A Careful Look at the FCC Spectrum Sharing Report and Order
May 3, 2012
Close reading of the Report and Order (FCC 12-45) adopted last Friday revealed some aspects of sharing that could have some interesting consequences. The Report and Order (R&O) allows full power and Class A TV stations to volunteer to sell their spectrum in an incentive auction, but also to continue as an independent TV station with all the rights and responsibilities associated with their current license (except for coverage and data rate) by entering into a business arrangement with another station to share part of their digital bandwidth.
The good news for broadcasters is that a station that wants to share spectrum will be able to decide what station they want to share with and the details of the sharing (transmitter maintenance, amount of bandwidth, lease payment or sharing of auction proceeds, and the like) as long as they are able to cover their community of license and each station transmits at least one standard definition (equivalent to NTSC analog quality) signal at no direct charge to the public.
In rejecting some commenters requests that low power TV stations and TV translators be able to participate in channel sharing, the FCC made it clear that these secondary channels will be displaced if necessary to repack Class A and full power stations.
The Report and Order states, "Further, because we license low power television stations and TV translators on a secondary interference basis, they create no impediment to repacking as we need not protect these facilities in our repacking plan. For that reason, relinquishment of spectrum by these licensees through channel sharing arrangements will not aid the band clearing or relocation process—our immediate goal in this proceeding."
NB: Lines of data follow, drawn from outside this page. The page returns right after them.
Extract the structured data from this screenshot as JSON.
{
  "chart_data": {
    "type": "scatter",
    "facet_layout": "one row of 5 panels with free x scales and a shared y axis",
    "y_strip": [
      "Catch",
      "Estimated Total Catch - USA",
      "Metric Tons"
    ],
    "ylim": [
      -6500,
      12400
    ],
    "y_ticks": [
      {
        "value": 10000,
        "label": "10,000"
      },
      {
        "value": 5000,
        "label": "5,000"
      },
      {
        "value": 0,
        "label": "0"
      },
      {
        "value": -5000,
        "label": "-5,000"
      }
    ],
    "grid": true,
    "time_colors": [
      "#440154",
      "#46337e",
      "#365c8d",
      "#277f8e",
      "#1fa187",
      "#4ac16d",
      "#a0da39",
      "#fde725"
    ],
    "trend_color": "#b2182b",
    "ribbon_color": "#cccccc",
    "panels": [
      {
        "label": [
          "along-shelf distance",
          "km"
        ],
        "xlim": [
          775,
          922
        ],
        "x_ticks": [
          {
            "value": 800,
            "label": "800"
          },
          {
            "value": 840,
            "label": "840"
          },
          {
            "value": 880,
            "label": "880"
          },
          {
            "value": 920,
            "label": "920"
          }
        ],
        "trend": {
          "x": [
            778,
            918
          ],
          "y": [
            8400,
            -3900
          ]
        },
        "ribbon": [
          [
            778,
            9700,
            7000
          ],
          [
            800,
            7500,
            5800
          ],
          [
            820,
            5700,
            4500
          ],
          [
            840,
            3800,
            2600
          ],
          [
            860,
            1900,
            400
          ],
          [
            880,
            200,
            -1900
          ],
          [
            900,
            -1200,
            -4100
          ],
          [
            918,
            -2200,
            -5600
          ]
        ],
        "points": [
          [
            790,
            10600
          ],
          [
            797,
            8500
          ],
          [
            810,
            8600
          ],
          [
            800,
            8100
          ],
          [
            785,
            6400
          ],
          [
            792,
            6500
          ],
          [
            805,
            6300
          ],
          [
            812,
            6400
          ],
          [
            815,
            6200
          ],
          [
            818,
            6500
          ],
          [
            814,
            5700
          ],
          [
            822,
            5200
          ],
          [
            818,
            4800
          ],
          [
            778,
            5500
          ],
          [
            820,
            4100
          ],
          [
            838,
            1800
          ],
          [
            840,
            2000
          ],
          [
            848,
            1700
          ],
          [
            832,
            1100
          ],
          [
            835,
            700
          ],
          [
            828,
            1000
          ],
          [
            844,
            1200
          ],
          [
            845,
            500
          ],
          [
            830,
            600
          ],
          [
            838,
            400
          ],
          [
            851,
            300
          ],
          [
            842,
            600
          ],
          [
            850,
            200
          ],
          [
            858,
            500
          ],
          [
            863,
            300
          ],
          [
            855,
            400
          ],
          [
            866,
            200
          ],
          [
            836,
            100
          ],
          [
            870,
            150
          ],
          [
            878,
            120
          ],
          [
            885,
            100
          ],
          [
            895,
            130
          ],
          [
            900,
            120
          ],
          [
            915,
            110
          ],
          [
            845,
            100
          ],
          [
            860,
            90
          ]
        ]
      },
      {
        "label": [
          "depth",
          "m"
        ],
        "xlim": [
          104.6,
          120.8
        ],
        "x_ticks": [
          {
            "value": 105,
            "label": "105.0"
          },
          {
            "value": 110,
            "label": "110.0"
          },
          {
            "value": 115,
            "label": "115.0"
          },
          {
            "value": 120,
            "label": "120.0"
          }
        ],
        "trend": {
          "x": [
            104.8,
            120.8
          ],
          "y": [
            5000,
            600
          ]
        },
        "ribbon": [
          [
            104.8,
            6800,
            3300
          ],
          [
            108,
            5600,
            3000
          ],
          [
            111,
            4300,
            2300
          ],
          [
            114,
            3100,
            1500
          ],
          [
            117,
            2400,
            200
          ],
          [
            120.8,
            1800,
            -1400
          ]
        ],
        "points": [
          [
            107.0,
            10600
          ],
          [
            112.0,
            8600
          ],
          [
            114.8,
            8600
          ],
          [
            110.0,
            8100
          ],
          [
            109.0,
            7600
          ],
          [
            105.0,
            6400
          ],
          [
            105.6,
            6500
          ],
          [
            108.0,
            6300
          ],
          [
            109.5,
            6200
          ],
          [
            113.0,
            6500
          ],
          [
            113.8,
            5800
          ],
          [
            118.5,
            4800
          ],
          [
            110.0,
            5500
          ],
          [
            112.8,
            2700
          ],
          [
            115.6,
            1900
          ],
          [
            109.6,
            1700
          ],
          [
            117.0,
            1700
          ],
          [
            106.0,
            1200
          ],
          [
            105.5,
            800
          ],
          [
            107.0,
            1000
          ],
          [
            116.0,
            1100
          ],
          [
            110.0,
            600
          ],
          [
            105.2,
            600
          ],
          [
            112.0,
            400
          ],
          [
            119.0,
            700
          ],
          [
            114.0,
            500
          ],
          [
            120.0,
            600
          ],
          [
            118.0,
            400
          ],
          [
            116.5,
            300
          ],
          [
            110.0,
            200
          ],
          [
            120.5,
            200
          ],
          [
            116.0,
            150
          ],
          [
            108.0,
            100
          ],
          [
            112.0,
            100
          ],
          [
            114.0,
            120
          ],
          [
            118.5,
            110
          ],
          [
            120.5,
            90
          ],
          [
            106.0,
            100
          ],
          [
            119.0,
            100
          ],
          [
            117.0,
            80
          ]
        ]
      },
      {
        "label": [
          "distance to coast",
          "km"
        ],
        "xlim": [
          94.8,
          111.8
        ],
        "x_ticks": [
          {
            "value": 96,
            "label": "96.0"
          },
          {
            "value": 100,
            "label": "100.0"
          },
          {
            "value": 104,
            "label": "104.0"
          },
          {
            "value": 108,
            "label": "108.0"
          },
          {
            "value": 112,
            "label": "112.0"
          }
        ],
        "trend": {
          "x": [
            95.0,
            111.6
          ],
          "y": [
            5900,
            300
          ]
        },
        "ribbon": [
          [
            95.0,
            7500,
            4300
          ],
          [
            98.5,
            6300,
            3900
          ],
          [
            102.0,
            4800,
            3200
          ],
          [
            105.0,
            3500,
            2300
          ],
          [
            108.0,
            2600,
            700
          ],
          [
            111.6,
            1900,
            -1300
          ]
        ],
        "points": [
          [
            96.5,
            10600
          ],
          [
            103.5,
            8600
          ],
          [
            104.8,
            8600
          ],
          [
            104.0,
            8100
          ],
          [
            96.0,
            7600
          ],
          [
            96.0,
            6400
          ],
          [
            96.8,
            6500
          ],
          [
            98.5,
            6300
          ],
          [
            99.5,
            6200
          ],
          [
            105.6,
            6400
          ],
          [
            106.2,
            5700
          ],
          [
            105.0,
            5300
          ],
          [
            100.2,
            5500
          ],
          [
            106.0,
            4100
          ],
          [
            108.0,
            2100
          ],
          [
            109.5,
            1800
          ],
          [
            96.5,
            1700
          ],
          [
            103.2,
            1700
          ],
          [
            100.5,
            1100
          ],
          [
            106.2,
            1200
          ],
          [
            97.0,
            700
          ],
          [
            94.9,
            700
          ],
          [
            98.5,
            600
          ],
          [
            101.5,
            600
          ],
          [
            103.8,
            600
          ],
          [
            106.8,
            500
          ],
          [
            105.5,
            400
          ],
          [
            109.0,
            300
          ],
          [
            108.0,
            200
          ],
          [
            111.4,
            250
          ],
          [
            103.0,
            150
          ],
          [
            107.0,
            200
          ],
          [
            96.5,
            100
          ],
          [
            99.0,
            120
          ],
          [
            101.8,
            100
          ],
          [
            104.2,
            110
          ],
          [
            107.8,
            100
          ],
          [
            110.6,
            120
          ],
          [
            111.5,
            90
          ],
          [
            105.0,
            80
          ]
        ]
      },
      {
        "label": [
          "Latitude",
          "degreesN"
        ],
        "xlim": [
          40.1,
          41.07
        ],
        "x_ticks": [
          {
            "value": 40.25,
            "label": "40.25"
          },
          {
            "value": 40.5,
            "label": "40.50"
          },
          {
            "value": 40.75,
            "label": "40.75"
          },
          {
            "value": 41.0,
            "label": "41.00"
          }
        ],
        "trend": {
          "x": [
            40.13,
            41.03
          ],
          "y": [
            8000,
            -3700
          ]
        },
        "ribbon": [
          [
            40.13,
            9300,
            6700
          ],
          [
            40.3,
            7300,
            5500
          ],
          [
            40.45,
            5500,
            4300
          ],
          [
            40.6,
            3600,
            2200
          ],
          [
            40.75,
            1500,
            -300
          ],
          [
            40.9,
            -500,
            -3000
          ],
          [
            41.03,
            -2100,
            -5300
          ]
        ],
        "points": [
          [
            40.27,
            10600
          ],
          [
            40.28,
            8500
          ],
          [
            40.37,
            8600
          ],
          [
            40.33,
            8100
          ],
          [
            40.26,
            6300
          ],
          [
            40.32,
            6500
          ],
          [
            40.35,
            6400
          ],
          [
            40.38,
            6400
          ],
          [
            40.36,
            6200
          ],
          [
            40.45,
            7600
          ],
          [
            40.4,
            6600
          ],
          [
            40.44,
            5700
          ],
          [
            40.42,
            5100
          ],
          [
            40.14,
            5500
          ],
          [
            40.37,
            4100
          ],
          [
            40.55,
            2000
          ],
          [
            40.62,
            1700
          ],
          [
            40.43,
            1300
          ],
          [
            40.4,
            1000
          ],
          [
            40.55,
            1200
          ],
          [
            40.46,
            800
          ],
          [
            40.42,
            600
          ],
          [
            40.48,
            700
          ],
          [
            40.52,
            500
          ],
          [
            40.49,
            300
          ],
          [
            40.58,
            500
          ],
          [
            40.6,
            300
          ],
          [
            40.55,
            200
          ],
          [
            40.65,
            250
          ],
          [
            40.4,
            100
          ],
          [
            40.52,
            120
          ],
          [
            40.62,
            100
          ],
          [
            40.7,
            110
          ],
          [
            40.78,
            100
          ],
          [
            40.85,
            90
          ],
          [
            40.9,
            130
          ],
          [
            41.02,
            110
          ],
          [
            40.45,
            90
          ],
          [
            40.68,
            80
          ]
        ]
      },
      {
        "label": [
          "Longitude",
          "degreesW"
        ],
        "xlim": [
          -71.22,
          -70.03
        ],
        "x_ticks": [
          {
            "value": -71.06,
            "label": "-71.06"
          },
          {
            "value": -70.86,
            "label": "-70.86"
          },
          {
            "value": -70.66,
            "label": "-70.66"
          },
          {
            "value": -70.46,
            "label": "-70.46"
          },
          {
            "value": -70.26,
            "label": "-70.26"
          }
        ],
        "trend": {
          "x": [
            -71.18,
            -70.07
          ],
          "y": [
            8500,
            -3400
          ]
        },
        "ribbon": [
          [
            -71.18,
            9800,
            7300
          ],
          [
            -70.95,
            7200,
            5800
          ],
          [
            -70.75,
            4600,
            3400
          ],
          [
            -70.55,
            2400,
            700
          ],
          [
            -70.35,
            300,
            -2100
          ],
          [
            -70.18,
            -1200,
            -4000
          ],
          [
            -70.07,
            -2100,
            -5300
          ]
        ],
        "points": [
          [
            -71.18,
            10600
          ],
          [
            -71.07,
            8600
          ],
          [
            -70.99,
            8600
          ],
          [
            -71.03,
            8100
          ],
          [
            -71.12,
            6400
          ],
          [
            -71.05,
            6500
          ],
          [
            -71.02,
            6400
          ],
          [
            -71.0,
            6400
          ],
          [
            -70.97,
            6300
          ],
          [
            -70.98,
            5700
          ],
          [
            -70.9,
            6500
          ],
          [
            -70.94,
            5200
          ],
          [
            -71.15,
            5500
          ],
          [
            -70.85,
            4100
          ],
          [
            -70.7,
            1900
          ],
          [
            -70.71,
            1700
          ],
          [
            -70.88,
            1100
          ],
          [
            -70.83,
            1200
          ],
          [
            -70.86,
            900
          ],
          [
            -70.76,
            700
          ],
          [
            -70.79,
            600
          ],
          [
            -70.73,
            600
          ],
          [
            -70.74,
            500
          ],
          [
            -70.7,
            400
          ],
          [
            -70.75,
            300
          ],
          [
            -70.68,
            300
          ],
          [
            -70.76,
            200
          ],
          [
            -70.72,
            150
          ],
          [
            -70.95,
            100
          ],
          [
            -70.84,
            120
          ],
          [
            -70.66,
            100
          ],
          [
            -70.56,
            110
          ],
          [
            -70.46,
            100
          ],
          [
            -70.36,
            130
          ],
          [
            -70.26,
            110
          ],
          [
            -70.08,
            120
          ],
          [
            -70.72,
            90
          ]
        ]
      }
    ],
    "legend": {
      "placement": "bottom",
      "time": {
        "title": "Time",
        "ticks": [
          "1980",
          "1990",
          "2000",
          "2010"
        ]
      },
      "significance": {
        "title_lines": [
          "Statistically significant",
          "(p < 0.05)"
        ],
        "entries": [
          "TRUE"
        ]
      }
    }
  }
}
This does not mean LPTV stations will go away. Because the Spectrum Act requires the FCC to use all reasonable efforts to preserve stations' coverage in a repacking, interference may prevent some channels from being used where full service stations would cause interference to adjacent markets. If there aren't enough channels available for all the LPTV stations that want to remain on the air in a market, those lucky enough to keep their channel or find a displacement channel may be able to rent capacity to the unfortunate stations, although at this time the displaced low power or TV translator station would not be able to maintain its license by airing programs on another station.
An item in the R&O that you may have missed is that other than covering their community of license, there are no limits as to which stations can share spectrum. A Class A LPTV operation could negotiate sharing with a full service station and greatly expand its coverage while still retaining its Class A license. Alternatively, a full service station that wasn't concerned about its off-air coverage could sell its spectrum and share operations with a Class A TV station. Due to the somewhat limited coverage of Class A TV stations, I would expect their spectrum to be less valuable in an auction. One potential downside of cross-service sharing is that the cable carriage rules remain the same as if the station had its own license.
The FCC raises this issue in the Report and Order: "We caution that, in order to ensure carriage, broadcasters must continue to meet the eligibility requirements in our rules after implementing the channel sharing arrangement. In particular, in the Notice we pointed out that carriage rights extend only to those local commercial stations that provide a 'good quality signal' of at least -61 dBm to the cable satellite provider. Thus, channel sharing stations must provide this signal level in order to qualify for carriage from the shared location."
The R&O noted also that a channel-sharing Class A television station must not be located more than 35 miles from a cable system's headend to qualify for "must carry" status, even if that station wee to shares channels with a full power station that was not subject to the 35 mile requirement.
Some of the interesting consequences of the flexible approach to spectrum sharing outlined in the R&O include the possibility that multiple stations could join together to auction their spectrum and keep one channel with many standard-definition programs from each of the stations in the group. The group could set aside some bandwidth for a time-shared HD program stream. Another option is a station struggling to survive could sell its full power channel and share with a Class A station, as long as the Class A station had at least one SD-quality program stream and provided a sufficient signal to cable headends. This would likely be a best case for the FCC as they would get back a full service channel and likely be able to repack the Class A station onto a channel currently used by a low power TV or TV translator station.
Of course, sharing channels brings risks since it appears that the rights of stations giving up their spectrum to share with another station will be limited by the business arrangements they make with the other station. Stations sharing spectrum may also find it more difficult to adopt new technology such as mobile DTV and, depending on the sharing arrangement, find it impossible to add HDTV programming. The adoption of a new transmission standard, as it being discussed by the Future of Broadcast Terrestrial Television Initiative and in ATSC under ATSC 3.0 could eventually ease, but not completely resolve, some of the compromises inherent in spectrum sharing. Unless the next generation transition happens or is clearly defined before the sharing agreements have to be signed, it will certainly make negotiating those agreements more difficult!